Lyndel’s journey though has not been one without struggle.

In 2017, she and her father had planned a trip to France to take part in the International Cocoa Awards (ICA) after they submitted a sample for the event. Before they would leave for their trip, however, their island was affected by one of the worst hurricanes, they had seen in recent years. The Paris Family Farm like many others in Dominica was devastated by Hurricane Maria. 

Lyndel surveying the fields on her family's farm

It wreaked havoc and majority of the island had no internet or mobile connection for days. On the actual day of the event, she was finally able to get data and found out that their sample made it to the top 18 at the competition.   

Despite the tragedy of the hurricane, she and her family were able to celebrate an incredible milestone, that she “still takes a lot of pride in even three years later.”  

Today, their farm is almost back to where it was 3 years ago.

She told Loop Caribbean: “a lot of our trees broke during Maria but their roots remained in the ground and all we needed to do was prune them, give them a little love and now, they are back and giving us pods.”

While the three years since Maria hit have been tumultuous Lyndel has not allowed that to stop her.

"I came out of one of the worst experiences I have ever walked through, these last few years have been very tough but I did not let that take away my passion, I always kept that within me," she said.
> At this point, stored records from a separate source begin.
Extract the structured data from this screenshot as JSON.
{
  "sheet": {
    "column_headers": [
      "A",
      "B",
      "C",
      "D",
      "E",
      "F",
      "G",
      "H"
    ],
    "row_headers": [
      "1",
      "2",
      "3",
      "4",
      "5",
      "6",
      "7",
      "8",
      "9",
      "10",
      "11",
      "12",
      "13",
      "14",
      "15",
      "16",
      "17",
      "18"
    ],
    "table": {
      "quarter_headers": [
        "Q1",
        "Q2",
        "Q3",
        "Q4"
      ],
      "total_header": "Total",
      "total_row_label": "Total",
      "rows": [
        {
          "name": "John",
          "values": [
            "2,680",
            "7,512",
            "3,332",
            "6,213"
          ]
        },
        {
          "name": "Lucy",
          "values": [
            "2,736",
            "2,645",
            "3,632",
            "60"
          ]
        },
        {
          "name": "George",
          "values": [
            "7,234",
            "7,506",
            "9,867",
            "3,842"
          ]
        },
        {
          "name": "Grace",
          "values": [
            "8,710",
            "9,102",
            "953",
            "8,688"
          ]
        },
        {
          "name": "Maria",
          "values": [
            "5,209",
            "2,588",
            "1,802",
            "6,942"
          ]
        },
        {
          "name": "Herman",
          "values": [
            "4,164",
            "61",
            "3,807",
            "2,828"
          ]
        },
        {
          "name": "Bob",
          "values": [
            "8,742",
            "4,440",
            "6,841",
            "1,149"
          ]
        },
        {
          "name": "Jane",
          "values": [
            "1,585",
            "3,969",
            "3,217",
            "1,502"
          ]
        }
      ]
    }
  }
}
She continued: “we have to be as resilient as the cocoa tree, we have to remain grounded and don’t let people or situations uproot you.” 

(Photo: Nadja Odi Thomas)

Lyndel’s dreams are not limited to her skincare company in fact, more than anything she wants to educate her fellow citizens on cocoa and its enormous benefits beyond just cocoa tea.

“This is something that grows on the land and there is so much that we can do with it! I don’t think people actually understand how far and wide we can take this crop.”  

More than anything she wants her business to provide both a product and education for the crop: “I want my business to be a pillar for education. I want to reveal every beautiful aspect of our cocoa.”